Conceptualizing the link between the thyroid and myxoedema
Up to the middle of the 19th century there appears to have been no knowledge of thyroid biology but much speculation. That the thyroid must have some important function was suggested by its very generous blood supply. Some wondered whether it functioned as a vascular shunt to prevent sudden rushes of blood to the brain – a neat idea! Others thought it was involved in voice production by some facilitating, perhaps lubricating, action on the larynx. Indeed, the two thyroid lobes had originally been called the laryngeal glands. But Frederik Ruysch, anatomist in Leyden around 1690, adopted, according to Albrecht von Haller in 1766, the ‘only possible remaining opinion, namely, that a peculiar fluid was elaborated in the gland and poured into the veins’.1,2 The 19th century thus began with thyroidology at best in embryo; but during that century endocrinology was born and the thyroid was its standard bearer.

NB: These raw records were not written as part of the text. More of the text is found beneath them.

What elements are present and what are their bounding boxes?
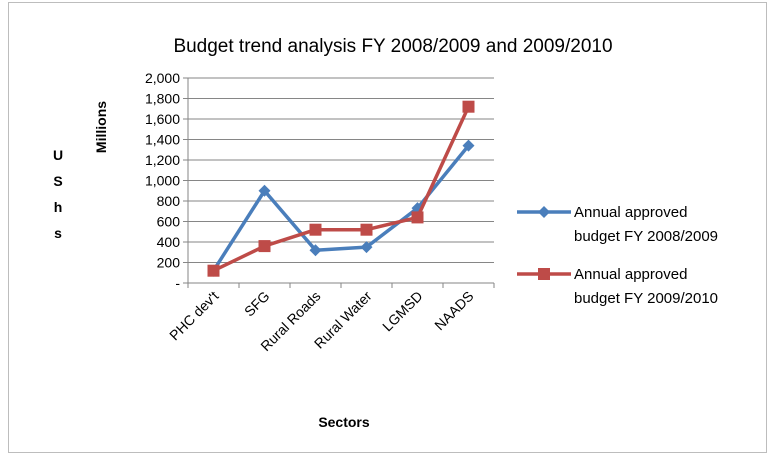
legend-marker bbox=[538, 206, 550, 218]
legend-label: budget FY 2009/2010 bbox=[574, 290, 718, 307]
chart-title: Budget trend analysis FY 2008/2009 and 2… bbox=[173, 36, 612, 57]
data-point bbox=[462, 100, 475, 113]
data-point bbox=[360, 223, 373, 236]
data-point bbox=[258, 184, 271, 197]
legend-label: budget FY 2008/2009 bbox=[574, 228, 718, 245]
y-tick-label: 1,800 bbox=[145, 91, 180, 107]
axes bbox=[187, 78, 495, 288]
x-axis-label: Sectors bbox=[318, 414, 370, 430]
series-2 bbox=[207, 100, 475, 277]
legend-entry-1: Annual approved budget FY 2008/2009 bbox=[517, 204, 718, 245]
y-tick-label: 600 bbox=[157, 214, 181, 230]
data-point bbox=[309, 244, 322, 257]
data-point bbox=[258, 240, 271, 253]
y-axis-label: Millions bbox=[93, 101, 109, 153]
y-tick-label: - bbox=[175, 275, 180, 291]
data-point bbox=[411, 211, 424, 224]
data-point bbox=[207, 264, 220, 277]
y-tick-label: 200 bbox=[157, 255, 181, 271]
legend-entry-2: Annual approved budget FY 2009/2010 bbox=[517, 266, 718, 307]
chart-frame bbox=[8, 2, 767, 453]
y-side-letter: h bbox=[54, 199, 63, 215]
y-tick-label: 400 bbox=[157, 234, 181, 250]
y-tick-label: 2,000 bbox=[145, 70, 180, 86]
y-tick-label: 800 bbox=[157, 193, 181, 209]
legend-label: Annual approved bbox=[574, 204, 687, 221]
x-tick-label: SFG bbox=[241, 288, 273, 320]
data-point bbox=[309, 223, 322, 236]
data-point bbox=[462, 139, 475, 152]
data-point bbox=[360, 241, 373, 254]
y-tick-label: 1,400 bbox=[145, 132, 180, 148]
y-side-letter: U bbox=[53, 147, 63, 163]
y-tick-labels: - 200 400 600 800 1,000 1,200 1,400 1,600 1,800 2,… bbox=[145, 70, 180, 291]
y-side-letter: s bbox=[54, 225, 62, 241]
series-line bbox=[212, 105, 471, 273]
y-tick-label: 1,000 bbox=[145, 173, 180, 189]
y-side-letter: S bbox=[53, 173, 62, 189]
legend-label: Annual approved bbox=[574, 266, 687, 283]
y-tick-label: 1,200 bbox=[145, 152, 180, 168]
gridlines bbox=[183, 77, 494, 284]
x-tick-label: PHC dev't bbox=[166, 288, 222, 344]
x-tick-label: LGMSD bbox=[379, 288, 426, 335]
y-tick-label: 1,600 bbox=[145, 111, 180, 127]
series-layer bbox=[207, 100, 475, 277]
x-tick-label: NAADS bbox=[431, 288, 476, 333]
legend-marker bbox=[538, 268, 550, 280]
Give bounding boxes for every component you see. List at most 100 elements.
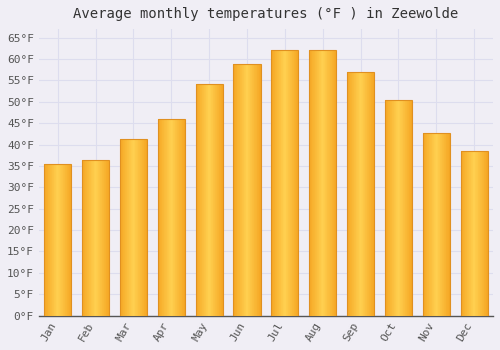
Bar [168,119,170,316]
Bar [137,139,138,316]
Bar [237,64,238,316]
Bar [314,50,315,316]
Bar [54,164,55,316]
Bar [401,100,402,316]
Bar [439,133,440,316]
Bar [162,119,163,316]
Bar [318,50,320,316]
Bar [485,151,486,316]
Bar [211,84,212,316]
Bar [278,50,280,316]
Bar [207,84,208,316]
Bar [296,50,297,316]
Bar [297,50,298,316]
Bar [444,133,445,316]
Bar [88,160,89,316]
Bar [472,151,473,316]
Bar [370,72,371,316]
Bar [243,64,244,316]
Bar [82,160,109,316]
Bar [181,119,182,316]
Bar [60,164,61,316]
Bar [90,160,91,316]
Bar [435,133,436,316]
Bar [89,160,90,316]
Bar [400,100,401,316]
Title: Average monthly temperatures (°F ) in Zeewolde: Average monthly temperatures (°F ) in Ze… [74,7,458,21]
Bar [257,64,258,316]
Bar [426,133,428,316]
Bar [480,151,481,316]
Bar [184,119,185,316]
Bar [141,139,142,316]
Bar [315,50,316,316]
Bar [86,160,88,316]
Bar [327,50,328,316]
Bar [200,84,201,316]
Bar [160,119,161,316]
Bar [445,133,446,316]
Bar [206,84,207,316]
Bar [99,160,100,316]
Bar [198,84,199,316]
Bar [197,84,198,316]
Bar [132,139,133,316]
Bar [196,84,197,316]
Bar [349,72,350,316]
Bar [362,72,364,316]
Bar [368,72,370,316]
Bar [180,119,181,316]
Bar [284,50,285,316]
Bar [205,84,206,316]
Bar [123,139,124,316]
Bar [333,50,334,316]
Bar [209,84,210,316]
Bar [249,64,250,316]
Bar [239,64,240,316]
Bar [96,160,97,316]
Bar [436,133,437,316]
Bar [254,64,255,316]
Bar [253,64,254,316]
Bar [59,164,60,316]
Bar [97,160,98,316]
Bar [121,139,122,316]
Bar [292,50,293,316]
Bar [61,164,62,316]
Bar [108,160,109,316]
Bar [145,139,146,316]
Bar [397,100,398,316]
Bar [140,139,141,316]
Bar [66,164,68,316]
Bar [58,164,59,316]
Bar [434,133,435,316]
Bar [438,133,439,316]
Bar [432,133,433,316]
Bar [328,50,329,316]
Bar [316,50,318,316]
Bar [135,139,136,316]
Bar [373,72,374,316]
Bar [324,50,325,316]
Bar [271,50,298,316]
Bar [483,151,484,316]
Bar [487,151,488,316]
Bar [355,72,356,316]
Bar [430,133,431,316]
Bar [236,64,237,316]
Bar [252,64,253,316]
Bar [246,64,247,316]
Bar [359,72,360,316]
Bar [47,164,48,316]
Bar [128,139,130,316]
Bar [463,151,464,316]
Bar [448,133,449,316]
Bar [285,50,286,316]
Bar [107,160,108,316]
Bar [388,100,389,316]
Bar [234,64,236,316]
Bar [330,50,331,316]
Bar [440,133,441,316]
Bar [283,50,284,316]
Bar [167,119,168,316]
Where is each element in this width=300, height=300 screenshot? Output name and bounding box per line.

In 1836, Thomas Wilkinson King of Guys Hospital, regarded by some as the ‘Father of Endocrinology’, anticipated on the basis of observation and experiment the internal secretion of the thyroid. In a meticulous paper on its anatomy, he wondered at the thyroid's disproportionately large vascular supply in the absence of any evident mechanical or other local function and also at what he described as its ‘peculiar’ fluid.3 He wrote: ‘The most important novel fact concerning the thyroid gland is doubtless this, that its absorbent vessels carry its peculiar secretion to the great veins of the body’. This language is almost identical to that of Ruysch and Haller more than a century earlier. Indeed, King notes that his view ‘has been indirectly surmised by Morgagni [probably in 1761] and others’, usefully acknowledging a continuum in thinking. He goes on to say: ‘Yet we may one day be able to shew [sic], that a particular material principle is slowly formed [in it], and partially kept in reserve [for]important subsequent functions in the course of the circulation’. King's experiments included squeezing the gland and observing its lymphatics fill. He proposed that the thyroid is naturally subjected to an analogous periodic kneading or compression during chewing and swallowing from movements of the oesophagus and larynx and adjacent neck muscles, and inferred that the thyroid's secretion must, therefore, vary through the day. He also noted an association between pathological findings and clinical features, describing in one case ‘the site of the gland occupied entirely by condensed cellular tissue, with the exception of two pea-sized portions of true gland situated on one side within this tissue. In this case, the peculiarities of the individual were fully sufficient to indicate the importance of the defective part.’ One can only speculate on the clinical findings because King, frustratingly, gives no information, and nothing further appears to have come of this impressive paper. It is not even cited in any of the following seminal papers – no joined-up thinking for King.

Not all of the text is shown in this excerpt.